A Fellow at the Centre for Social Justice Nii Armah Addy has questioned the decision by the government to purchase past questions for students to enable them pass their examinations.
He described this decision as shameful and further raised issues against examinations being used as the only means to assess the performance of students.
In his view, there should be sustained assessment done for students while they are still in school in order to get the broad picture of their performance.
“It is a shame where we have been told the whooping amount of money had been invested in purchasing past questions as the reason for students to be able to pass very well.
“It is a shame,” he said.
He further said examinations body, the West African Examinations Council (WAEC) has failed over the years following the leakages of examinations questions.
He explained that leakages of exam papers has become the norm in Ghana following the premium placed on examination as the only way to assess students.
WAEC, on Wednesday, September 15, was compelled to reschedule some two papers over what it described as observed exam irregularities.
The Council feared the papers – Physics and Business Management – were leaked.
The Head of the Council’s Test Administration Division, George Ohene-Mantey, said at a press conference that “The cheating social media groups were in full swing prior to the conduct of the mathematics and the English language papers on 9th and 13th September.”
“After the administration of the test, careful scrutiny of the several versions [of suspected leaks] received indicated that extracts of parts of the questions in mathematics elective two and section A of English Language two were circulated on social media platforms.”
Mr Addy told journalists in Accra on Thursday that “WAEC as managers of examinations has failed.
“This is what you get when passing examination becomes a populist agenda.”
Regarding a decision by parliament to haul WAEC to answer questions regarding the leakages, he said “As the lawmakers, parliament has the right to haul WAEC before parliament to look into ways forward in order to improve the quality of examination.

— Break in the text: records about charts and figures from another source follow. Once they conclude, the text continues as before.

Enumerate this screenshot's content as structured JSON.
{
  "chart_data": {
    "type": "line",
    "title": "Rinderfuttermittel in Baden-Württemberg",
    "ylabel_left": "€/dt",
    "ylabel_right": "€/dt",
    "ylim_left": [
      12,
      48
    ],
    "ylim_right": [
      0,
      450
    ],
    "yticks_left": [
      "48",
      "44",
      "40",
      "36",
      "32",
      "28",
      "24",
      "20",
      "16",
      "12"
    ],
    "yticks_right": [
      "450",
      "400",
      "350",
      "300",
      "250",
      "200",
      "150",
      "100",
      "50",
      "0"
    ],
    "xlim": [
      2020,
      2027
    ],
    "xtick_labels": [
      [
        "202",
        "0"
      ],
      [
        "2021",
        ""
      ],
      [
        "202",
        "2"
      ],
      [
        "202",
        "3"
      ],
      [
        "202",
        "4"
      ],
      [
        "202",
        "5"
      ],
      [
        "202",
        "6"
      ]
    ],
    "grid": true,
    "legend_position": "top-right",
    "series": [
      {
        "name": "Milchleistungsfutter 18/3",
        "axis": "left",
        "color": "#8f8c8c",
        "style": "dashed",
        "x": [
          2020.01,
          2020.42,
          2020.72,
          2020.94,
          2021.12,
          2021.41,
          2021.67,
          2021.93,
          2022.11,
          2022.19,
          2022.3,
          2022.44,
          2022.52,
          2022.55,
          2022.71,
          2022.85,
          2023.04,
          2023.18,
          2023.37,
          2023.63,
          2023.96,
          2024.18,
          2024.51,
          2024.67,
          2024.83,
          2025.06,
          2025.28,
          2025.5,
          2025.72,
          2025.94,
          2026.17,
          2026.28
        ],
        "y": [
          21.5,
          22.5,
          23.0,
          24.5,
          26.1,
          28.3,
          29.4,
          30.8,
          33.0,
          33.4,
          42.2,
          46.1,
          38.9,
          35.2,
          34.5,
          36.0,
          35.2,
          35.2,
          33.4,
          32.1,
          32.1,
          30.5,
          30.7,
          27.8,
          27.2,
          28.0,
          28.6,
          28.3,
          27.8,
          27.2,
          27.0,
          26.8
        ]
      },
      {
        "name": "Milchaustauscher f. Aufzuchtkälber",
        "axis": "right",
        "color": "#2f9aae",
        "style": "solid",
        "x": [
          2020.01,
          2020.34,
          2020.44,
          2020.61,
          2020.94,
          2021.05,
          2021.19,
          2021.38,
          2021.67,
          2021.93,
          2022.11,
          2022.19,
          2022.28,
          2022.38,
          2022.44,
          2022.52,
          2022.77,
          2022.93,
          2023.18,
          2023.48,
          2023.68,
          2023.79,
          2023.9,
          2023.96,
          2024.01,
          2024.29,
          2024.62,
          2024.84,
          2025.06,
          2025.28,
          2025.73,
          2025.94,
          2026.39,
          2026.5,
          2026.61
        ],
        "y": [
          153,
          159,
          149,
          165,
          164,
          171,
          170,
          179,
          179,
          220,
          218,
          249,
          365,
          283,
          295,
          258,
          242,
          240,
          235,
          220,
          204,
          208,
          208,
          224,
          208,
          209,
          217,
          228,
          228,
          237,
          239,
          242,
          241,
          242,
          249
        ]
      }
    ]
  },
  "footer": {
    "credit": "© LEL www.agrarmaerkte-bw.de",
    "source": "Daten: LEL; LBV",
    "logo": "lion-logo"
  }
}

“The first stop should have been the Ministry of Education which has the direct responsibility and the GES, they should have been the first port of call because WAEC is serving under the ministry of education.”

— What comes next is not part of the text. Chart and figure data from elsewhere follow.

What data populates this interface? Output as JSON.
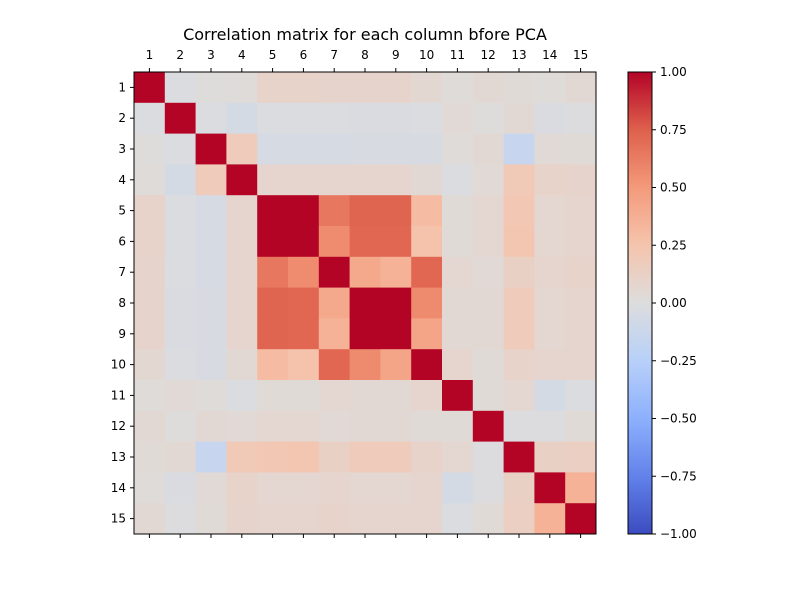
{
  "chart_data": {
    "type": "heatmap",
    "title": "Correlation matrix for each column bfore PCA",
    "xlabel": "",
    "ylabel": "",
    "x_tick_position": "top",
    "grid": false,
    "colormap": "coolwarm",
    "row_labels": [
      "1",
      "2",
      "3",
      "4",
      "5",
      "6",
      "7",
      "8",
      "9",
      "10",
      "11",
      "12",
      "13",
      "14",
      "15"
    ],
    "col_labels": [
      "1",
      "2",
      "3",
      "4",
      "5",
      "6",
      "7",
      "8",
      "9",
      "10",
      "11",
      "12",
      "13",
      "14",
      "15"
    ],
    "values": [
      [
        1.0,
        -0.02,
        0.01,
        0.02,
        0.1,
        0.1,
        0.09,
        0.09,
        0.09,
        0.06,
        0.02,
        0.05,
        0.03,
        0.02,
        0.05
      ],
      [
        -0.02,
        1.0,
        -0.02,
        -0.06,
        -0.02,
        -0.02,
        -0.02,
        -0.03,
        -0.03,
        -0.02,
        0.04,
        0.01,
        0.05,
        -0.03,
        -0.01
      ],
      [
        0.01,
        -0.02,
        1.0,
        0.18,
        -0.05,
        -0.05,
        -0.05,
        -0.04,
        -0.04,
        -0.04,
        0.02,
        0.05,
        -0.15,
        0.04,
        0.03
      ],
      [
        0.02,
        -0.06,
        0.18,
        1.0,
        0.08,
        0.08,
        0.08,
        0.08,
        0.08,
        0.05,
        -0.02,
        0.04,
        0.2,
        0.1,
        0.09
      ],
      [
        0.1,
        -0.02,
        -0.05,
        0.08,
        1.0,
        1.0,
        0.65,
        0.73,
        0.73,
        0.3,
        0.03,
        0.07,
        0.22,
        0.07,
        0.08
      ],
      [
        0.1,
        -0.02,
        -0.05,
        0.08,
        1.0,
        1.0,
        0.56,
        0.72,
        0.72,
        0.26,
        0.03,
        0.07,
        0.23,
        0.07,
        0.08
      ],
      [
        0.09,
        -0.02,
        -0.05,
        0.08,
        0.65,
        0.56,
        1.0,
        0.41,
        0.36,
        0.72,
        0.07,
        0.04,
        0.13,
        0.08,
        0.1
      ],
      [
        0.09,
        -0.03,
        -0.04,
        0.08,
        0.73,
        0.72,
        0.41,
        1.0,
        1.0,
        0.57,
        0.05,
        0.05,
        0.18,
        0.07,
        0.08
      ],
      [
        0.09,
        -0.03,
        -0.04,
        0.08,
        0.73,
        0.72,
        0.36,
        1.0,
        1.0,
        0.44,
        0.05,
        0.05,
        0.18,
        0.07,
        0.08
      ],
      [
        0.06,
        -0.02,
        -0.04,
        0.05,
        0.3,
        0.26,
        0.72,
        0.57,
        0.44,
        1.0,
        0.08,
        0.03,
        0.1,
        0.08,
        0.08
      ],
      [
        0.02,
        0.04,
        0.02,
        -0.02,
        0.03,
        0.03,
        0.07,
        0.05,
        0.05,
        0.08,
        1.0,
        0.03,
        0.07,
        -0.06,
        -0.02
      ],
      [
        0.05,
        0.01,
        0.05,
        0.04,
        0.07,
        0.07,
        0.04,
        0.05,
        0.05,
        0.03,
        0.03,
        1.0,
        -0.01,
        -0.01,
        0.03
      ],
      [
        0.03,
        0.05,
        -0.15,
        0.2,
        0.22,
        0.23,
        0.13,
        0.18,
        0.18,
        0.1,
        0.07,
        -0.01,
        1.0,
        0.13,
        0.14
      ],
      [
        0.02,
        -0.03,
        0.04,
        0.1,
        0.07,
        0.07,
        0.08,
        0.07,
        0.07,
        0.08,
        -0.06,
        -0.01,
        0.13,
        1.0,
        0.36
      ],
      [
        0.05,
        -0.01,
        0.03,
        0.09,
        0.08,
        0.08,
        0.1,
        0.08,
        0.08,
        0.08,
        -0.02,
        0.03,
        0.14,
        0.36,
        1.0
      ]
    ],
    "vmin": -1.0,
    "vmax": 1.0,
    "colorbar": {
      "position": "right",
      "ticks": [
        -1.0,
        -0.75,
        -0.5,
        -0.25,
        0.0,
        0.25,
        0.5,
        0.75,
        1.0
      ],
      "tick_labels": [
        "−1.00",
        "−0.75",
        "−0.50",
        "−0.25",
        "0.00",
        "0.25",
        "0.50",
        "0.75",
        "1.00"
      ]
    }
  }
}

Meanwhile, a former Member of Parliament for Ledzokuku, Dr Bernard Okoe-Boye said the decision to purchase the past questions is apt.

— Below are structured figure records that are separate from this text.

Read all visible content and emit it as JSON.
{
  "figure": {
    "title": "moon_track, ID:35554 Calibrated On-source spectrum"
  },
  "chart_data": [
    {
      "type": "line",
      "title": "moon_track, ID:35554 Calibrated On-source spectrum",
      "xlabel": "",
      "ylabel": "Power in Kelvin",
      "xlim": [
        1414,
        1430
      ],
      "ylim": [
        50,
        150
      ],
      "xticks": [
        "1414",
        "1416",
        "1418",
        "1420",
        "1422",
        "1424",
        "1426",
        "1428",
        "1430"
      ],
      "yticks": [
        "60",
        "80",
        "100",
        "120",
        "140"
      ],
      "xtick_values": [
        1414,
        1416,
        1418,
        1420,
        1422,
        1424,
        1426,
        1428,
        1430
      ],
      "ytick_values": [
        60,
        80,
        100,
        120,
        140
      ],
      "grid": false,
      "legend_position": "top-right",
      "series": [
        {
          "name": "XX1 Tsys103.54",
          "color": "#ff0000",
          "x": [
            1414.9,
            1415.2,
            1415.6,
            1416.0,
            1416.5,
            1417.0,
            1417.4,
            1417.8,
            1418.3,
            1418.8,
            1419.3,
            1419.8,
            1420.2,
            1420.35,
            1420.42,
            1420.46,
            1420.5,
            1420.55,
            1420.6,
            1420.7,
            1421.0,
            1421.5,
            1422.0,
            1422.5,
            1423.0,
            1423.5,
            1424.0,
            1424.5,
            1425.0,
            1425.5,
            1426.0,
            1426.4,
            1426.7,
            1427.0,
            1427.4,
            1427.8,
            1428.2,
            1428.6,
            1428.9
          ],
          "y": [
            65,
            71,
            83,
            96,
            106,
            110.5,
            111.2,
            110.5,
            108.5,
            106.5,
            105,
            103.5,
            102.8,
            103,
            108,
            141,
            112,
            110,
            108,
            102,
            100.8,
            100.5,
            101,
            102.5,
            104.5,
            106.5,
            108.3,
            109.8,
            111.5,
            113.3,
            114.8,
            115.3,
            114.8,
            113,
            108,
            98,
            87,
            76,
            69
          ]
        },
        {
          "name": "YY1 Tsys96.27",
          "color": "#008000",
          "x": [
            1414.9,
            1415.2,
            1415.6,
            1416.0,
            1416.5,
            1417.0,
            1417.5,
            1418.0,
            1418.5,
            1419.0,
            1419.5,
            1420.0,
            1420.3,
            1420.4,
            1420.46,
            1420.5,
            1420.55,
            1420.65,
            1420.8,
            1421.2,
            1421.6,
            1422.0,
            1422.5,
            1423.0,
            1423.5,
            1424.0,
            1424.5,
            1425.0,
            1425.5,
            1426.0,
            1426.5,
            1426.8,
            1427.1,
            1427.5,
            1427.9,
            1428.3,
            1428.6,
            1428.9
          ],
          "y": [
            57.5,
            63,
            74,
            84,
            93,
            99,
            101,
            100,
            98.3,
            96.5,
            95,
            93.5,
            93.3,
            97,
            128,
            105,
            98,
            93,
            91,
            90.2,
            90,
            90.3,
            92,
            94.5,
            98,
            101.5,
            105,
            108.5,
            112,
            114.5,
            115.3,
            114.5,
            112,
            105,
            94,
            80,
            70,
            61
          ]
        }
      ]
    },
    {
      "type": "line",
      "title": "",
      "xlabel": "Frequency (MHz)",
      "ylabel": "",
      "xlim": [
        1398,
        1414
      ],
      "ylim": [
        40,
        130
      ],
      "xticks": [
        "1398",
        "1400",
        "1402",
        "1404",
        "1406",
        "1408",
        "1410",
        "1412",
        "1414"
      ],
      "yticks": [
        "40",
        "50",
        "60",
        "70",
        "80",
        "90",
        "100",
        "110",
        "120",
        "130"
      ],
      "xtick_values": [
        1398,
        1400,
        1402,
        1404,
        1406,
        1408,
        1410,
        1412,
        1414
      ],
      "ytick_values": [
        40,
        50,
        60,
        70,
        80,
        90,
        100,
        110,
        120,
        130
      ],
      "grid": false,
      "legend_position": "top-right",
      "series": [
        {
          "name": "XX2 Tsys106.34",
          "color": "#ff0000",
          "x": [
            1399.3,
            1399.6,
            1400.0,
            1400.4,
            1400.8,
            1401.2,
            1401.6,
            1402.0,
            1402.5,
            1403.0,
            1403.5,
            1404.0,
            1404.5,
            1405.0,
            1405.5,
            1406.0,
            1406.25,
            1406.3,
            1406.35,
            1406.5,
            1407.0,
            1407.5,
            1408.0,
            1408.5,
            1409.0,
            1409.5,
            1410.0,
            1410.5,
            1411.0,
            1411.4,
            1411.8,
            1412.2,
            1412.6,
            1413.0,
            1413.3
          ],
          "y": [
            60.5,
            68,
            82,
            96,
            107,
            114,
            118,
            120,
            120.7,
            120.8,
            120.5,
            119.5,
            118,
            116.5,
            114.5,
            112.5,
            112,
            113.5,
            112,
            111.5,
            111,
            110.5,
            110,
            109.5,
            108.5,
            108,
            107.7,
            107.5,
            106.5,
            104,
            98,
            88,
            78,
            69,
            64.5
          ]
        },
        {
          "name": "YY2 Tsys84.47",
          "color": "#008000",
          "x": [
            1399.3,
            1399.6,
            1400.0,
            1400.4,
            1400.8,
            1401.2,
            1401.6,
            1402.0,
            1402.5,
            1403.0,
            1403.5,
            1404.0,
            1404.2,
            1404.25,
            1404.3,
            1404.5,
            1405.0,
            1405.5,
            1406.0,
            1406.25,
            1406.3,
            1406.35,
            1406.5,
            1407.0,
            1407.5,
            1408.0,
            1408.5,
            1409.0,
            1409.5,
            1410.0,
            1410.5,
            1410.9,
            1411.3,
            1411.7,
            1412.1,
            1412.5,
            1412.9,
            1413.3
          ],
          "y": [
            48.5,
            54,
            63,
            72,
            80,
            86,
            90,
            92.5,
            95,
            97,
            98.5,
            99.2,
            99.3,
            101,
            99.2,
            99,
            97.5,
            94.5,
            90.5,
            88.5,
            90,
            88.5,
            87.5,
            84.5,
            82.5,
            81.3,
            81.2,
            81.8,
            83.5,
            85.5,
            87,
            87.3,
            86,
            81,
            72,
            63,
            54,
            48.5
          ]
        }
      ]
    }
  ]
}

He said parents were already buying the past questions for their children to enable them have a first idea of what could come in their examinations. Hence the government’s decision was just to absorb that burden of the parents.
“The point I want to make is that of a government decides to purchase pass question to students when I was there your parents had to give you money to buy these if the government decides to purchase these for the students it doesn’t mean students should go and pass at all cost.
“I am happy to say that by the grace of God and by the work of the management of our educational system, the performance of the was very healthy.”